Ducournau caresse un tabou et une actualité antispéciste brûlante. Elle fait ici un film qui est reconnu et largement distribué. Ça transpire l'académisme de la Fémis mais c'est un cinéma aussi rigoureux, d'une belle texture, d'une belle persistance comme chez Romain Gavras ou Kim Chapiron. Cronenberg première époque ? Oui, mais alors très très brièvement !


Je suis particulièrement heureux du rapport au corps dans ce film qui montre du cru et des intestins, une gouvernance, une souveraineté du corps sur la loi du genre humain, sur ses interdits, ses répugnances artificielles et de civilisation.

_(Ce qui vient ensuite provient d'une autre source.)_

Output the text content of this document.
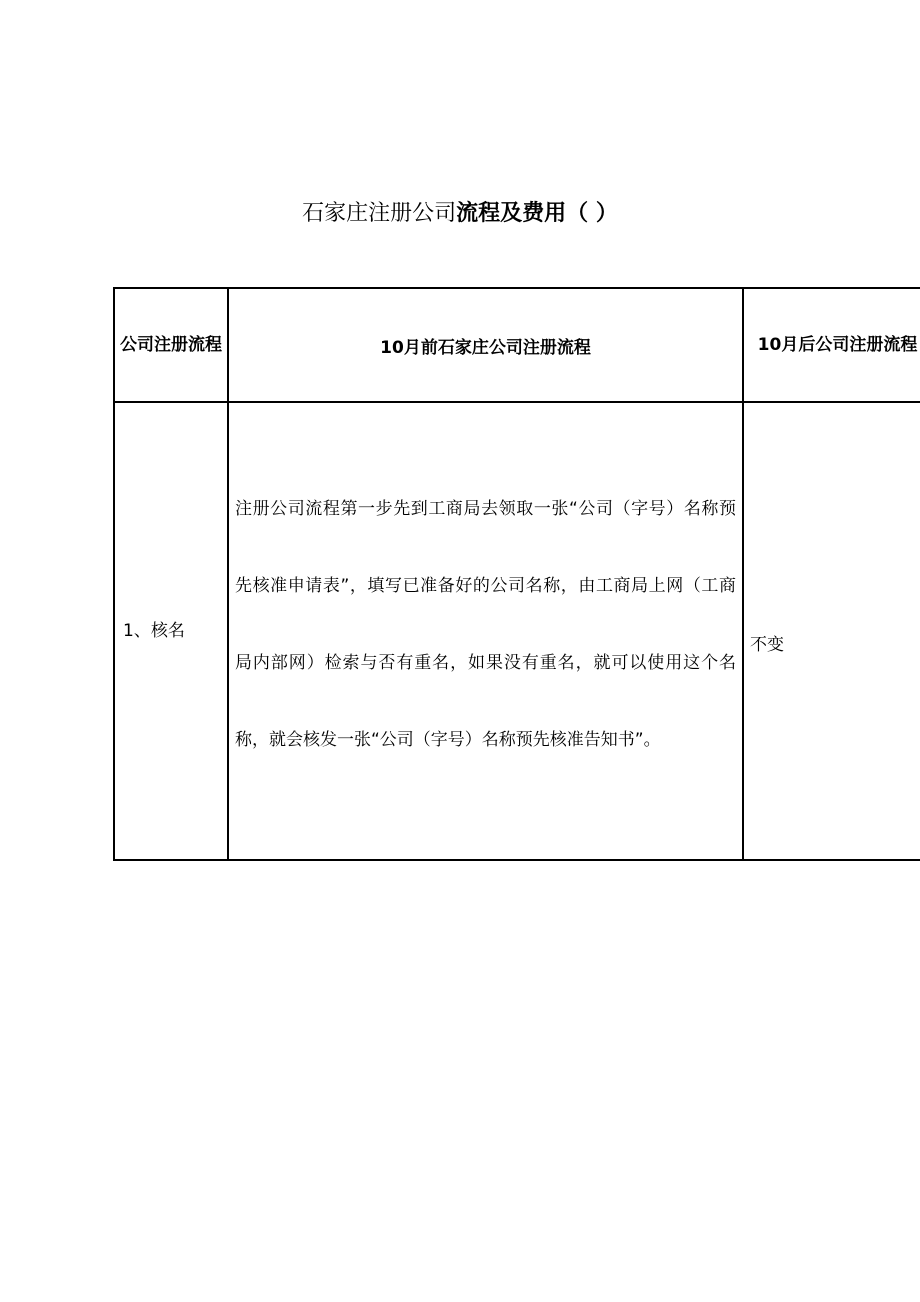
石家庄注册公司流程及费用（ ）
公司注册流程	10月前石家庄公司注册流程	10月后公司注册流程

1、核名	注册公司流程第一步先到工商局去领取一张“公司（字号）名称预先核准申请表”，填写已准备好的公司名称，由工商局上网（工商局内部网）检索与否有重名，如果没有重名，就可以使用这个名称，就会核发一张“公司（字号）名称预先核准告知书”。	不变
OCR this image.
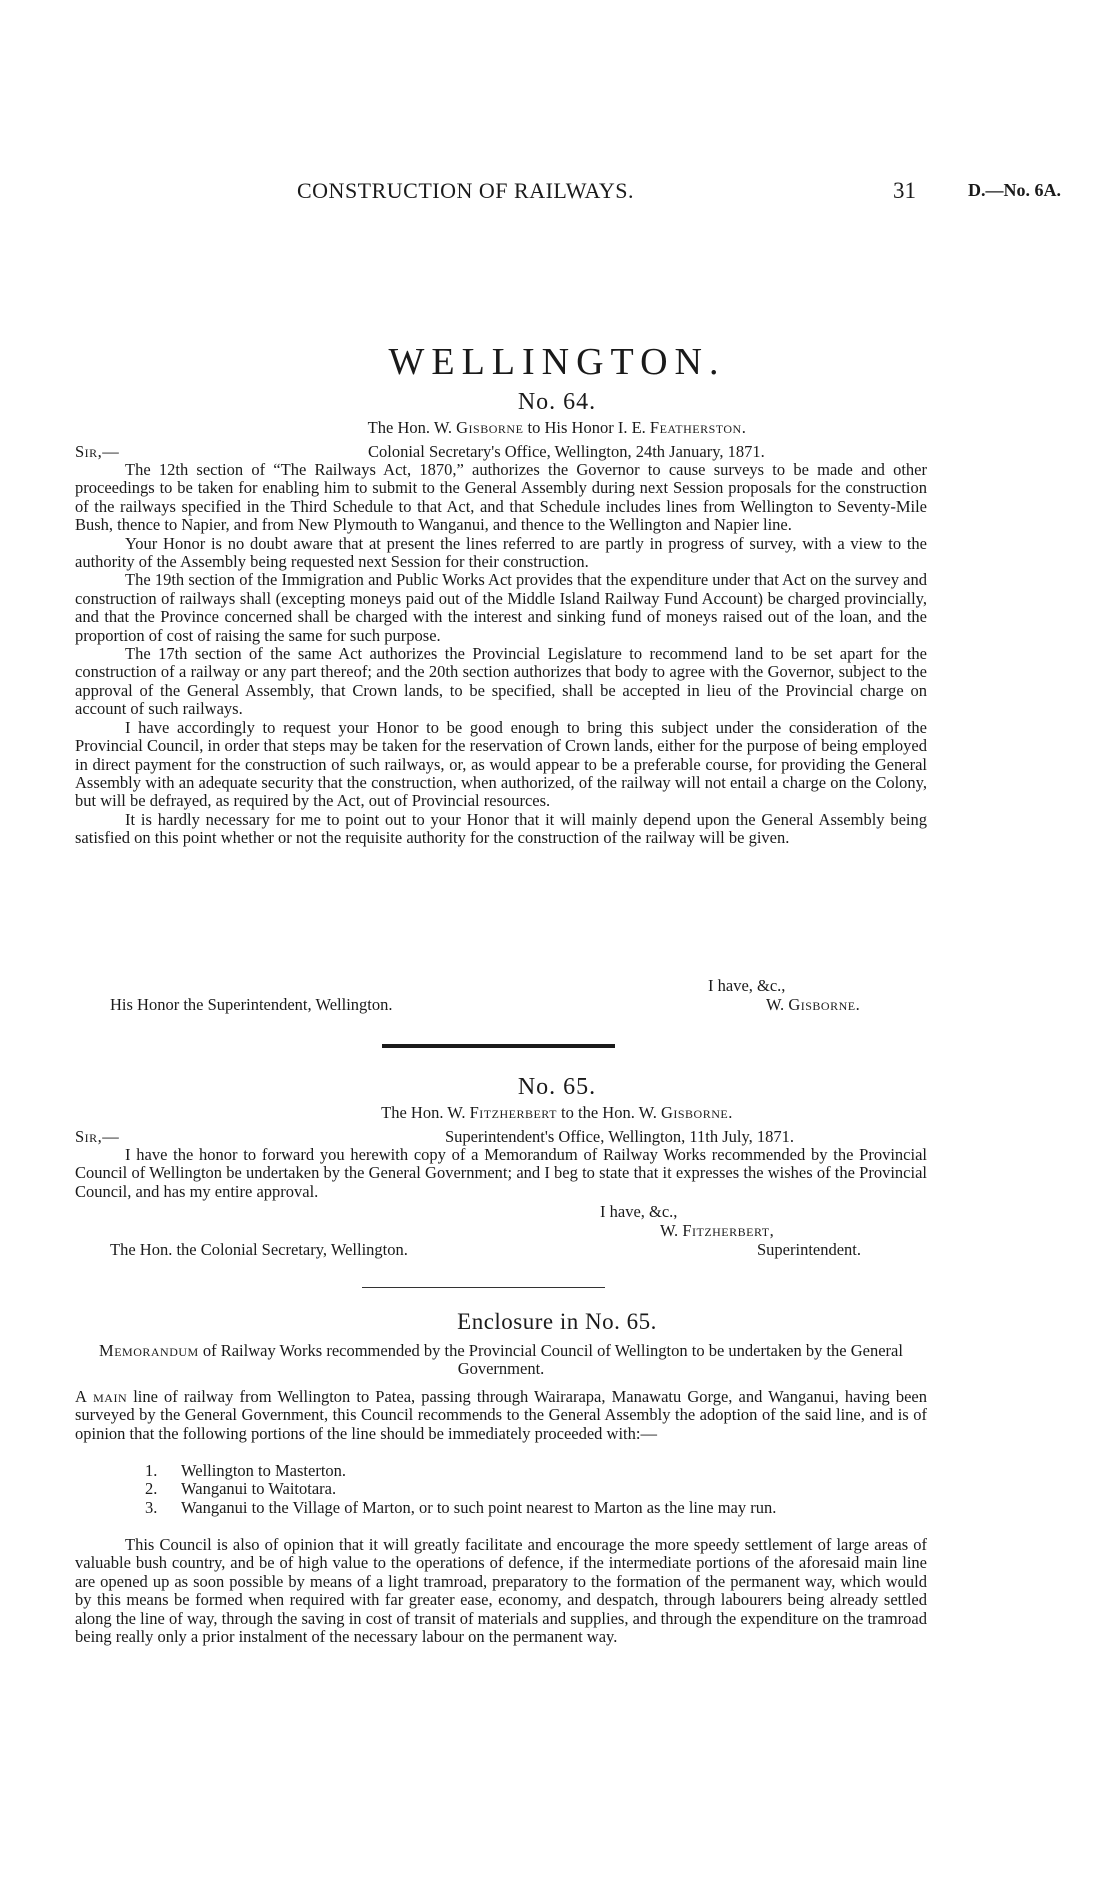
CONSTRUCTION OF RAILWAYS.	31	D.—No. 6A.
WELLINGTON.
No. 64.
The Hon. W. Gisborne to His Honor I. E. Featherston.
Sir,—	Colonial Secretary's Office, Wellington, 24th January, 1871.

The 12th section of “The Railways Act, 1870,” authorizes the Governor to cause surveys to be made and other proceedings to be taken for enabling him to submit to the General Assembly during next Session proposals for the construction of the railways specified in the Third Schedule to that Act, and that Schedule includes lines from Wellington to Seventy-Mile Bush, thence to Napier, and from New Plymouth to Wanganui, and thence to the Wellington and Napier line.

Your Honor is no doubt aware that at present the lines referred to are partly in progress of survey, with a view to the authority of the Assembly being requested next Session for their construction.

The 19th section of the Immigration and Public Works Act provides that the expenditure under that Act on the survey and construction of railways shall (excepting moneys paid out of the Middle Island Railway Fund Account) be charged provincially, and that the Province concerned shall be charged with the interest and sinking fund of moneys raised out of the loan, and the proportion of cost of raising the same for such purpose.

The 17th section of the same Act authorizes the Provincial Legislature to recommend land to be set apart for the construction of a railway or any part thereof; and the 20th section authorizes that body to agree with the Governor, subject to the approval of the General Assembly, that Crown lands, to be specified, shall be accepted in lieu of the Provincial charge on account of such railways.

I have accordingly to request your Honor to be good enough to bring this subject under the consideration of the Provincial Council, in order that steps may be taken for the reservation of Crown lands, either for the purpose of being employed in direct payment for the construction of such railways, or, as would appear to be a preferable course, for providing the General Assembly with an adequate security that the construction, when authorized, of the railway will not entail a charge on the Colony, but will be defrayed, as required by the Act, out of Provincial resources.

It is hardly necessary for me to point out to your Honor that it will mainly depend upon the General Assembly being satisfied on this point whether or not the requisite authority for the construction of the railway will be given.

I have, &c.,
His Honor the Superintendent, Wellington.	W. Gisborne.
No. 65.
The Hon. W. Fitzherbert to the Hon. W. Gisborne.
Sir,—	Superintendent's Office, Wellington, 11th July, 1871.

I have the honor to forward you herewith copy of a Memorandum of Railway Works recommended by the Provincial Council of Wellington be undertaken by the General Government; and I beg to state that it expresses the wishes of the Provincial Council, and has my entire approval.

I have, &c.,
W. Fitzherbert,
The Hon. the Colonial Secretary, Wellington.	Superintendent.
Enclosure in No. 65.

Memorandum of Railway Works recommended by the Provincial Council of Wellington to be undertaken by the General Government.

A main line of railway from Wellington to Patea, passing through Wairarapa, Manawatu Gorge, and Wanganui, having been surveyed by the General Government, this Council recommends to the General Assembly the adoption of the said line, and is of opinion that the following portions of the line should be immediately proceeded with:—

1.	Wellington to Masterton.
2.	Wanganui to Waitotara.
3.	Wanganui to the Village of Marton, or to such point nearest to Marton as the line may run.

This Council is also of opinion that it will greatly facilitate and encourage the more speedy settlement of large areas of valuable bush country, and be of high value to the operations of defence, if the intermediate portions of the aforesaid main line are opened up as soon possible by means of a light tramroad, preparatory to the formation of the permanent way, which would by this means be formed when required with far greater ease, economy, and despatch, through labourers being already settled along the line of way, through the saving in cost of transit of materials and supplies, and through the expenditure on the tramroad being really only a prior instalment of the necessary labour on the permanent way.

Bande originale de Ben Wheatley (High-Rise ?? C'est le même ?) très à propos, très juste bien des fois + des titres rigolos comme ce titre d'Orties - l'humour dans le film côtoie le grave pour notre plus sublime délectation. Mais pour plus de délectation, on se repasse un coup de "Mein Teil" - chanson inspiré d'un fait divers qui pose un vrai choix de civilisation : peut-on mangé quelqu'un qui y consent ?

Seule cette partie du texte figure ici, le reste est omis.